Naasten
Het christelijke en humanistische gebod om te zorgen voor onze naasten of buurlui impliceert een voorrang van deze naasten boven andere mensen die op die hoedanigheid geen aanspraak kunnen maken.
In de gelijkenis van de barmhartige Samaritaan wordt een definitie van naaste[1] gegeven, maar kennelijk is die onvoldoende duidelijk om meningsverschillen te voorkomen. Jezus definieert op de bekende Joodse manier door het stellen van een vraag. Wie van de drie mensen rond de man die uitgeschud werd door rovers was nu zijn naaste? Het kennelijk juiste antwoord was: degene die hem barmhartigheid bewees. Daar schieten we wel mee op, maar kennelijk toch onvoldoende . Wij willen niet alleen achteraf weten wie zich als naaste gedragen heeft maar liever wie de plicht heeft om dat te doen.
De leer van Jezus houdt, denk ik, in dat iedereen een potentiële naaste is van iedereen, maar dat niet iedereen een daadwerkelijke naaste is. Wie hulp kan bieden aan iemand die dat nodig heeft moet het doen, tenzij iemand anders zowel beter gekwalificeerd als meer in de gelegenheid is om hulp te bieden.
Anders dan de Wereldraad van Kerken suggereert, houdt dat niet in dat iedere christen een plicht als naaste heeft tegenover iedere bewoner van de derde wereld. Christus houdt zich niet bezig met abstracte begrippen als de derde wereld, wel wetend dat waar de abstractie heerst de mens al snel te kort komt. Gezien de wijze gelijkenis van de Samaritaan zijn naasten alleen de mensen met wie we te maken hebben en niet iedereen over wie we in de krant lezen of die we op de buis zien. Het oproepen tot hulp door het mobiliseren van emoties voor abstracties gaat altijd ten koste van degenen die er daadwerkelijk recht op hebben, te weten degenen die naast de deur wonen.
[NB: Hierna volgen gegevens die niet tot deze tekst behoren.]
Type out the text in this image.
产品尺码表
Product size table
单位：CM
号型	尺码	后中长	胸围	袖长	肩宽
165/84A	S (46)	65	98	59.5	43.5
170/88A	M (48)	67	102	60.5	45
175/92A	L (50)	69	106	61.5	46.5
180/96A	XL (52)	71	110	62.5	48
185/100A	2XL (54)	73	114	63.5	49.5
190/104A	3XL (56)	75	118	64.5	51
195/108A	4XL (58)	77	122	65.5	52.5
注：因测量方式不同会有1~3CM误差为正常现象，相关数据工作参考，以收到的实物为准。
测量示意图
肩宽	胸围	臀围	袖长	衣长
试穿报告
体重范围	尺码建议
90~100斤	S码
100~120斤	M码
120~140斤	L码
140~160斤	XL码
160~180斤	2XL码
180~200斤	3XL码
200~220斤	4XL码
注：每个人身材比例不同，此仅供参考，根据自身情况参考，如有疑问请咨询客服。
Houdt dat in dat we niet hadden moeten geven voor de Tsunami ramp of voor de aardbeving in Kashmir? Nou, eigenlijk hoeven we dat inderdaad niet. Pas als organisaties die praktisch hulp geven middelen te kort komen en die middelen alleen door middel van een collecte bij ons kunnen inzamelen, wordt er op ons persoonlijk een beroep gedaan. Voor die tijd doen we alleen in abstracto goed en dat telt niet.
- In de humanistische leer geldt iedereen als een naaste en dat verwatert als het ware het oude joods-christelijke gebod.
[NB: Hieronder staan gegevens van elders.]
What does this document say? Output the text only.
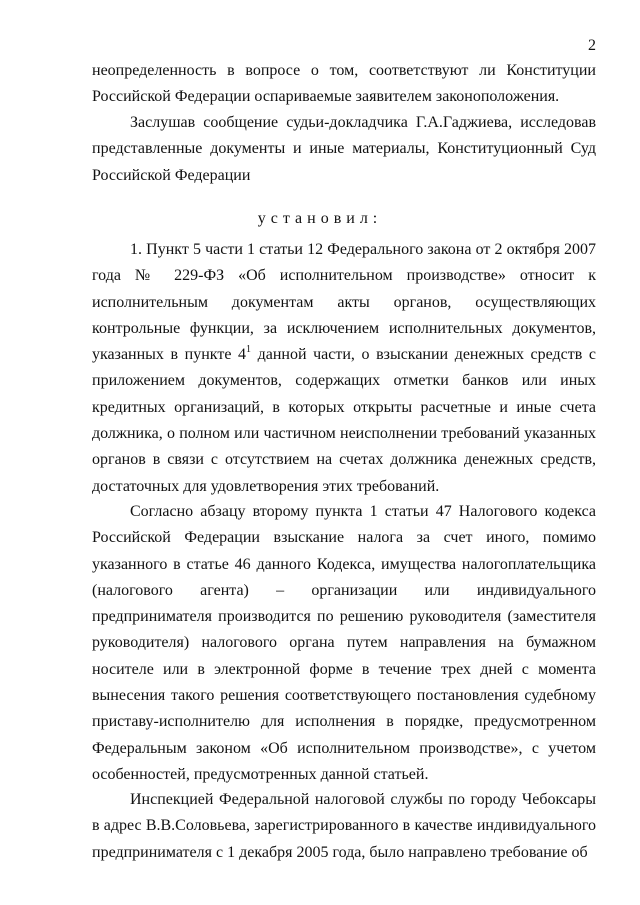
2

неопределенность в вопросе о том, соответствуют ли Конституции Российской Федерации оспариваемые заявителем законоположения.

Заслушав сообщение судьи-докладчика Г.А.Гаджиева, исследовав представленные документы и иные материалы, Конституционный Суд Российской Федерации

установил:

1. Пункт 5 части 1 статьи 12 Федерального закона от 2 октября 2007 года № 229-ФЗ «Об исполнительном производстве» относит к исполнительным документам акты органов, осуществляющих контрольные функции, за исключением исполнительных документов, указанных в пункте $4^1$ данной части, о взыскании денежных средств с приложением документов, содержащих отметки банков или иных кредитных организаций, в которых открыты расчетные и иные счета должника, о полном или частичном неисполнении требований указанных органов в связи с отсутствием на счетах должника денежных средств, достаточных для удовлетворения этих требований.

Согласно абзацу второму пункта 1 статьи 47 Налогового кодекса Российской Федерации взыскание налога за счет иного, помимо указанного в статье 46 данного Кодекса, имущества налогоплательщика (налогового агента) – организации или индивидуального предпринимателя производится по решению руководителя (заместителя руководителя) налогового органа путем направления на бумажном носителе или в электронной форме в течение трех дней с момента вынесения такого решения соответствующего постановления судебному приставу-исполнителю для исполнения в порядке, предусмотренном Федеральным законом «Об исполнительном производстве», с учетом особенностей, предусмотренных данной статьей.

Инспекцией Федеральной налоговой службы по городу Чебоксары в адрес В.В.Соловьева, зарегистрированного в качестве индивидуального предпринимателя с 1 декабря 2005 года, было направлено требование об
Dit artikel verscheen eerder op het Blog van Toon Kasdorp
Heel goed gezien. Door deze gelijkenis te lezen los van de context en het leven zoals dat toentertijd was, zorgt ervoor dat men deze gaat interpreteren vanuit de praktijk van vandaag. Dan krijgt de huidige situatie een constructieve inbreng in de normatieve bezinning. Anders gezegd, dan wordt de Bijbel voor het gristen-progressieve- karretje gespannen.
Er is al heel vaak op gewezen dat het in deze gelijkenis niet gaat om onze ‘verre naaste’ en het ook niet de bedoeling is dat het slachtoffer van de rovers (en zijn familie) een leven lang moet worden onderhouden…
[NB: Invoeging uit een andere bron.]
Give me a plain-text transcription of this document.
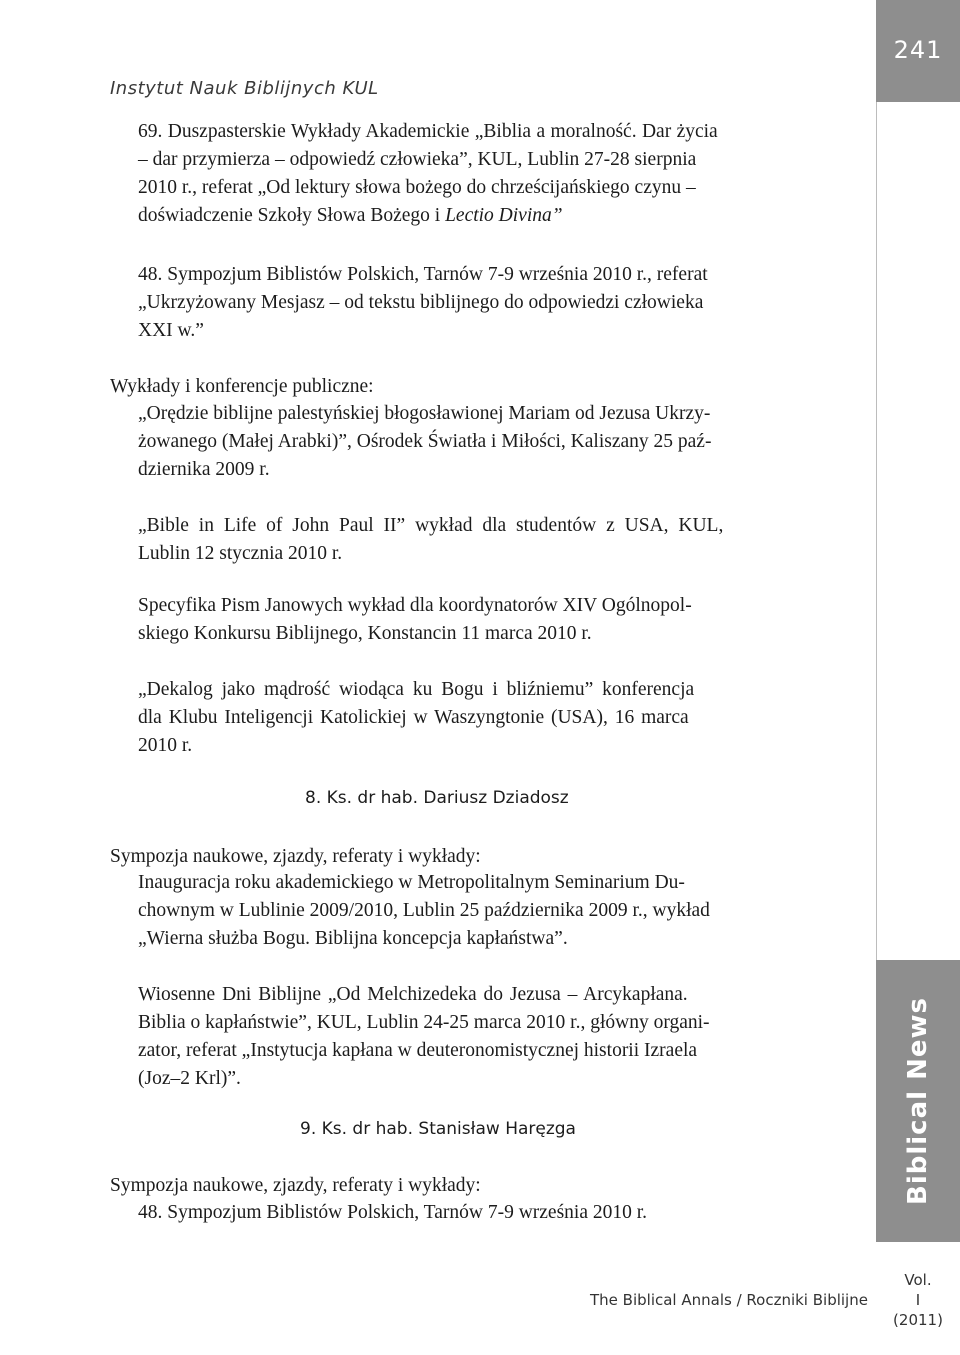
241
Biblical News
Vol.
I
(2011)
Instytut Nauk Biblijnych KUL
69. Duszpasterskie Wykłady Akademickie „Biblia a moralność. Dar życia
– dar przymierza – odpowiedź człowieka”, KUL, Lublin 27-28 sierpnia
2010 r., referat „Od lektury słowa bożego do chrześcijańskiego czynu –
doświadczenie Szkoły Słowa Bożego i Lectio Divina”
48. Sympozjum Biblistów Polskich, Tarnów 7-9 września 2010 r., referat
„Ukrzyżowany Mesjasz – od tekstu biblijnego do odpowiedzi człowieka
XXI w.”
Wykłady i konferencje publiczne:
„Orędzie biblijne palestyńskiej błogosławionej Mariam od Jezusa Ukrzy-
żowanego (Małej Arabki)”, Ośrodek Światła i Miłości, Kaliszany 25 paź-
dziernika 2009 r.
„Bible in Life of John Paul II” wykład dla studentów z USA, KUL,
Lublin 12 stycznia 2010 r.
Specyfika Pism Janowych wykład dla koordynatorów XIV Ogólnopol-
skiego Konkursu Biblijnego, Konstancin 11 marca 2010 r.
„Dekalog jako mądrość wiodąca ku Bogu i bliźniemu” konferencja
dla Klubu Inteligencji Katolickiej w Waszyngtonie (USA), 16 marca
2010 r.
8. Ks. dr hab. Dariusz Dziadosz
Sympozja naukowe, zjazdy, referaty i wykłady:
Inauguracja roku akademickiego w Metropolitalnym Seminarium Du-
chownym w Lublinie 2009/2010, Lublin 25 października 2009 r., wykład
„Wierna służba Bogu. Biblijna koncepcja kapłaństwa”.
Wiosenne Dni Biblijne „Od Melchizedeka do Jezusa – Arcykapłana.
Biblia o kapłaństwie”, KUL, Lublin 24-25 marca 2010 r., główny organi-
zator, referat „Instytucja kapłana w deuteronomistycznej historii Izraela
(Joz–2 Krl)”.
9. Ks. dr hab. Stanisław Haręzga
Sympozja naukowe, zjazdy, referaty i wykłady:
48. Sympozjum Biblistów Polskich, Tarnów 7-9 września 2010 r.
The Biblical Annals / Roczniki Biblijne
Naasten kan worden gedefinieerd als diegenen die hem na staan.
Als men het zeer simpel houdt, dan betekent het in principe dat men de volgende volgorde aan zou houden, wat in het voorbeeld van Jezus min of meer neerkomt op
Familie-vrienden-dorp-stam-volk
Vrij vertaald zou dat dus worden familie-vrienden-dorp/stad/leefgemeenschap-land.
Uiteraard wil dat niet zeggen dat men nooit aandacht aan een vreemde zou moeten besteden, daar gaat het voorbeeld nou juist om. De vraag is echter of het een soort dwingende plicht is en ik kan nergens vinden dat Jezus ieder mens VERPLICHT op naastenliefde voor alle anderen te betrachten. Hij spoorde mensen aan om dat te doen, maar dat is toch anders. En hij hield het op een zodanige schaal dat het voor mensen mogelijk was.
Men kan gewoon niet verwachten dat een kleine groep eindeloos ‘naastenliefde’ betoont aan de gehele wereld in zo’n mate dat de eigen gezondheid in gevaar komt.
Duidelijk; de staat heeft hierin geen rol (want die zorgt voor haar volk) en privaat staat het iedereen vrij om al of niet via de schitterende infrastructuur van ngo’s bij te dragen zoveel hij/zij wenst.